When the proton running resumes in 2012, the accelerator’s beam energy will continue at 3.5 TeV. CERN is on track to double the energy in 2015, with the luminosity expected to rise as well. For the CMS detector to keep up with this progress, upgrades are required. To develop plans for the detector upgrades, an international community of CMS physicists gathered earlier this month for their largest Fermilab workshop so far.
“The machine did better than anybody expected,” said Joel Butler, the operations programme manager for US CMS. “This is a wonderful thing, but it also provides a challenge for us to get ready.”
Higher beam energy and luminosity at the LHC translates to a higher intensity of particles bombarding the CMS detector components. The accumulation of exposure to the particles results in a loss of efficiency for the inner-most detector instruments. This new level of scientific analysis is pushing the design limits of the current detector. Butting up against those limits puts pressure on scientists today to envision the physics for years to come and to invent the technology needed to get there.
“Part of the problem is we don’t know what physics is going to be the most interesting at that time,” said Harry Cheung, a Fermilab physicist and one of the workshop organisers.
Another challenge is to simultaneously seed the future while harvesting the present, said Rick Cavanaugh, an assistant professor of physics at the University of Illinois at Chicago and a CMS physicist collaborating on the upgrades. “We are probing nature to the smallest fundamental scales ever probed by mankind. This is a huge time for science,” Cavanaugh said.
Building on the excitement and knowledge gained by analysing the current high quality CMS datasets, the interest in upgrading detector components to cope with much higher beam intensities is now growing to fever pitch. Reflecting this, the CMS workshop had an excellent turnout, with about 155 attendees filling the meeting rooms and occasionally spilling into the outside corridor.
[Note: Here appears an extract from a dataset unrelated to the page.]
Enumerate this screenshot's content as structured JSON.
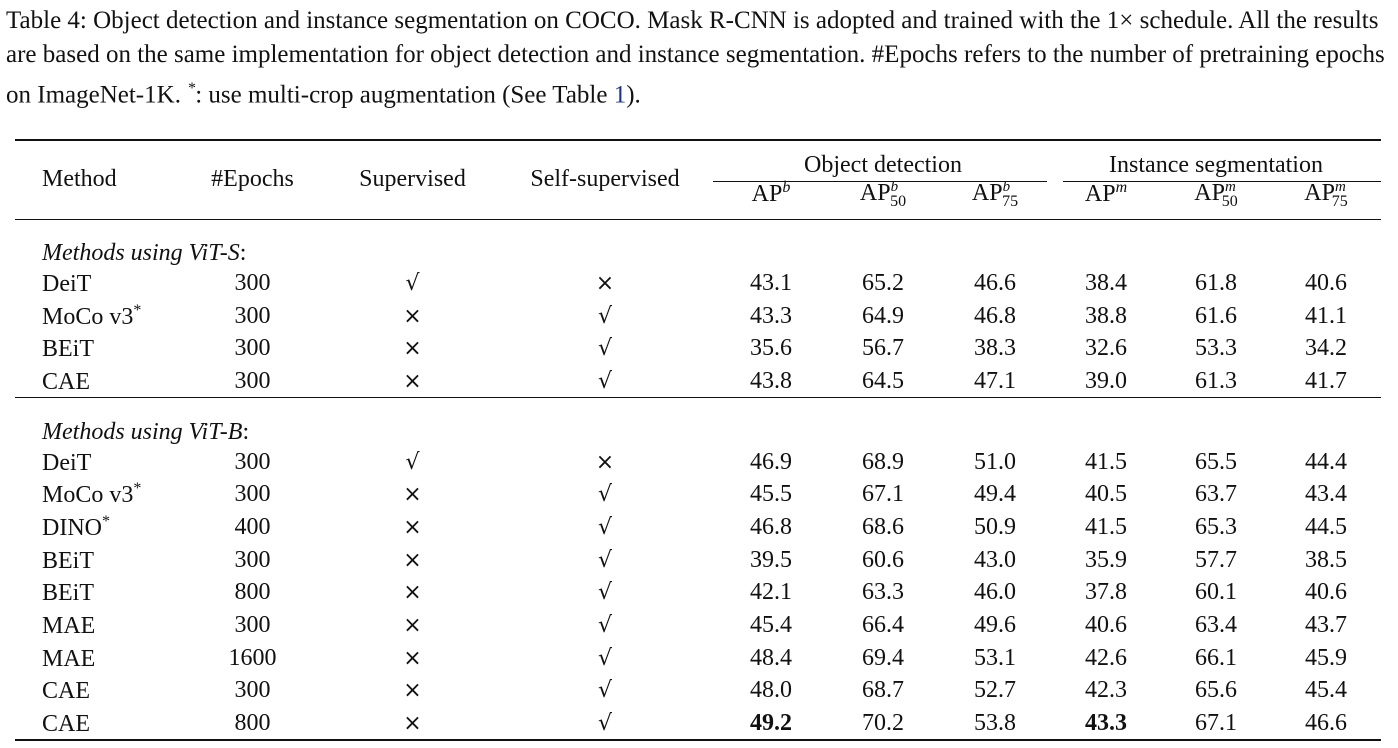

One proposed upgrade under discussion for the CMS detector was a new Pixel detector – best described as a highly-sensitive digital camera capturing the collisions, but able to capture 40 million photos per second. The Pixel detector is one of the components closest to the beam pipe that receives the greatest bombardment of particles from the proton-proton collisions and will be replaced in the first phase of upgrades.
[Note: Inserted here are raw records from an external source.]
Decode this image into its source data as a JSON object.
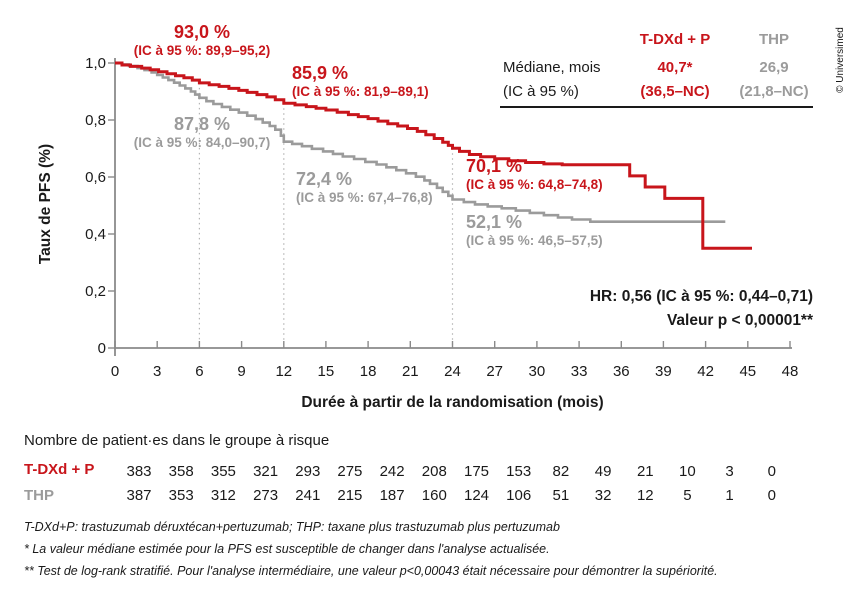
{
  "colors": {
    "tdxd_red": "#c8151b",
    "thp_gray": "#9b9b9b",
    "text": "#1a1a1a",
    "axis": "#8a8a8a",
    "dotted_line": "#b5b5b5"
  },
  "copyright": "© Universimed",
  "chart_data": {
    "type": "line",
    "subtype": "kaplan-meier-step",
    "xlabel": "Durée à partir de la randomisation (mois)",
    "ylabel": "Taux de PFS (%)",
    "xlim": [
      0,
      48
    ],
    "ylim": [
      0,
      1
    ],
    "grid": false,
    "x_ticks": [
      0,
      3,
      6,
      9,
      12,
      15,
      18,
      21,
      24,
      27,
      30,
      33,
      36,
      39,
      42,
      45,
      48
    ],
    "x_tick_labels": [
      "0",
      "3",
      "6",
      "9",
      "12",
      "15",
      "18",
      "21",
      "24",
      "27",
      "30",
      "33",
      "36",
      "39",
      "42",
      "45",
      "48"
    ],
    "y_ticks": [
      0,
      0.2,
      0.4,
      0.6,
      0.8,
      1
    ],
    "y_tick_labels": [
      "0",
      "0,2",
      "0,4",
      "0,6",
      "0,8",
      "1,0"
    ],
    "series": [
      {
        "name": "THP",
        "color_key": "thp_gray",
        "stroke_width": 2.6,
        "points": [
          [
            0,
            1
          ],
          [
            0.5,
            0.995
          ],
          [
            1,
            0.989
          ],
          [
            1.6,
            0.982
          ],
          [
            2.1,
            0.975
          ],
          [
            2.6,
            0.967
          ],
          [
            3,
            0.958
          ],
          [
            3.4,
            0.949
          ],
          [
            3.8,
            0.94
          ],
          [
            4.2,
            0.931
          ],
          [
            4.6,
            0.921
          ],
          [
            5,
            0.911
          ],
          [
            5.4,
            0.9
          ],
          [
            5.7,
            0.889
          ],
          [
            6,
            0.878
          ],
          [
            6.5,
            0.866
          ],
          [
            7,
            0.856
          ],
          [
            7.6,
            0.846
          ],
          [
            8.2,
            0.836
          ],
          [
            8.8,
            0.826
          ],
          [
            9.4,
            0.815
          ],
          [
            10,
            0.803
          ],
          [
            10.5,
            0.791
          ],
          [
            11,
            0.779
          ],
          [
            11.4,
            0.766
          ],
          [
            11.8,
            0.745
          ],
          [
            12,
            0.724
          ],
          [
            12.6,
            0.716
          ],
          [
            13.3,
            0.708
          ],
          [
            14,
            0.699
          ],
          [
            14.8,
            0.69
          ],
          [
            15.5,
            0.681
          ],
          [
            16.2,
            0.672
          ],
          [
            17,
            0.663
          ],
          [
            17.8,
            0.653
          ],
          [
            18.6,
            0.644
          ],
          [
            19.3,
            0.634
          ],
          [
            20,
            0.624
          ],
          [
            20.7,
            0.613
          ],
          [
            21.4,
            0.601
          ],
          [
            22,
            0.588
          ],
          [
            22.4,
            0.576
          ],
          [
            22.9,
            0.562
          ],
          [
            23.3,
            0.548
          ],
          [
            23.7,
            0.534
          ],
          [
            24,
            0.521
          ],
          [
            24.8,
            0.512
          ],
          [
            25.6,
            0.504
          ],
          [
            26.5,
            0.497
          ],
          [
            27.5,
            0.49
          ],
          [
            28.5,
            0.482
          ],
          [
            29.5,
            0.474
          ],
          [
            30.5,
            0.466
          ],
          [
            31.5,
            0.458
          ],
          [
            32.5,
            0.451
          ],
          [
            33.8,
            0.443
          ],
          [
            43.4,
            0.443
          ]
        ]
      },
      {
        "name": "T-DXd + P",
        "color_key": "tdxd_red",
        "stroke_width": 3,
        "points": [
          [
            0,
            1
          ],
          [
            0.5,
            0.993
          ],
          [
            1.1,
            0.988
          ],
          [
            1.9,
            0.982
          ],
          [
            2.5,
            0.976
          ],
          [
            3.1,
            0.969
          ],
          [
            3.7,
            0.962
          ],
          [
            4.3,
            0.955
          ],
          [
            4.9,
            0.948
          ],
          [
            5.5,
            0.94
          ],
          [
            6,
            0.93
          ],
          [
            6.7,
            0.924
          ],
          [
            7.4,
            0.918
          ],
          [
            8.1,
            0.911
          ],
          [
            8.8,
            0.904
          ],
          [
            9.4,
            0.897
          ],
          [
            10.1,
            0.889
          ],
          [
            10.8,
            0.881
          ],
          [
            11.4,
            0.871
          ],
          [
            12,
            0.859
          ],
          [
            12.8,
            0.853
          ],
          [
            13.6,
            0.847
          ],
          [
            14.3,
            0.841
          ],
          [
            15,
            0.835
          ],
          [
            15.8,
            0.827
          ],
          [
            16.6,
            0.819
          ],
          [
            17.3,
            0.812
          ],
          [
            18,
            0.805
          ],
          [
            18.7,
            0.796
          ],
          [
            19.4,
            0.787
          ],
          [
            20.1,
            0.779
          ],
          [
            20.8,
            0.77
          ],
          [
            21.5,
            0.76
          ],
          [
            22.1,
            0.748
          ],
          [
            22.7,
            0.735
          ],
          [
            23.3,
            0.722
          ],
          [
            23.7,
            0.711
          ],
          [
            24,
            0.701
          ],
          [
            24.5,
            0.69
          ],
          [
            25.2,
            0.679
          ],
          [
            26,
            0.671
          ],
          [
            27,
            0.664
          ],
          [
            28,
            0.657
          ],
          [
            29.2,
            0.651
          ],
          [
            30.5,
            0.646
          ],
          [
            31.8,
            0.643
          ],
          [
            36.6,
            0.604
          ],
          [
            37.7,
            0.565
          ],
          [
            39.1,
            0.525
          ],
          [
            41.8,
            0.35
          ],
          [
            45.3,
            0.35
          ]
        ]
      }
    ],
    "reference_lines": [
      {
        "x": 6,
        "y_top": 0.93
      },
      {
        "x": 12,
        "y_top": 0.859
      },
      {
        "x": 24,
        "y_top": 0.701
      }
    ],
    "landmark_annotations": [
      {
        "series": "T-DXd + P",
        "month": 6,
        "value": "93,0 %",
        "ci": "(IC à 95 %: 89,9–95,2)"
      },
      {
        "series": "T-DXd + P",
        "month": 12,
        "value": "85,9 %",
        "ci": "(IC à 95 %: 81,9–89,1)"
      },
      {
        "series": "THP",
        "month": 6,
        "value": "87,8 %",
        "ci": "(IC à 95 %: 84,0–90,7)"
      },
      {
        "series": "THP",
        "month": 12,
        "value": "72,4 %",
        "ci": "(IC à 95 %: 67,4–76,8)"
      },
      {
        "series": "T-DXd + P",
        "month": 24,
        "value": "70,1 %",
        "ci": "(IC à 95 %: 64,8–74,8)"
      },
      {
        "series": "THP",
        "month": 24,
        "value": "52,1 %",
        "ci": "(IC à 95 %: 46,5–57,5)"
      }
    ]
  },
  "median_table": {
    "row_label_line1": "Médiane, mois",
    "row_label_line2": "(IC à 95 %)",
    "columns": [
      {
        "name": "T-DXd + P",
        "median": "40,7*",
        "ci": "(36,5–NC)",
        "color_key": "tdxd_red"
      },
      {
        "name": "THP",
        "median": "26,9",
        "ci": "(21,8–NC)",
        "color_key": "thp_gray"
      }
    ]
  },
  "hr_annotation": {
    "line1": "HR: 0,56 (IC à 95 %: 0,44–0,71)",
    "line2": "Valeur p < 0,00001**"
  },
  "risk_table": {
    "title": "Nombre de patient·es dans le groupe à risque",
    "months": [
      0,
      3,
      6,
      9,
      12,
      15,
      18,
      21,
      24,
      27,
      30,
      33,
      36,
      39,
      42,
      45
    ],
    "rows": [
      {
        "label": "T-DXd + P",
        "color_key": "tdxd_red",
        "counts": [
          383,
          358,
          355,
          321,
          293,
          275,
          242,
          208,
          175,
          153,
          82,
          49,
          21,
          10,
          3,
          0
        ]
      },
      {
        "label": "THP",
        "color_key": "thp_gray",
        "counts": [
          387,
          353,
          312,
          273,
          241,
          215,
          187,
          160,
          124,
          106,
          51,
          32,
          12,
          5,
          1,
          0
        ]
      }
    ]
  },
  "footnotes": [
    "T-DXd+P: trastuzumab déruxtécan+pertuzumab; THP: taxane plus trastuzumab plus pertuzumab",
    "* La valeur médiane estimée pour la PFS est susceptible de changer dans l'analyse actualisée.",
    "** Test de log-rank stratifié. Pour l'analyse intermédiaire, une valeur p<0,00043 était nécessaire pour démontrer la supériorité."
  ]
}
The CMS scientists plan to begin the first phase of upgrades in 2015. A second phase will begin in 2020, with upgrades installed around 2022 and designed to last until 2030 – a long way off for this type of rapidly-evolving science.
“If you don’t plan for the future now, by the time the future comes it’s too late,” Cavanaugh said. “It takes many years to design, develop and commission these very sophisticated detectors.”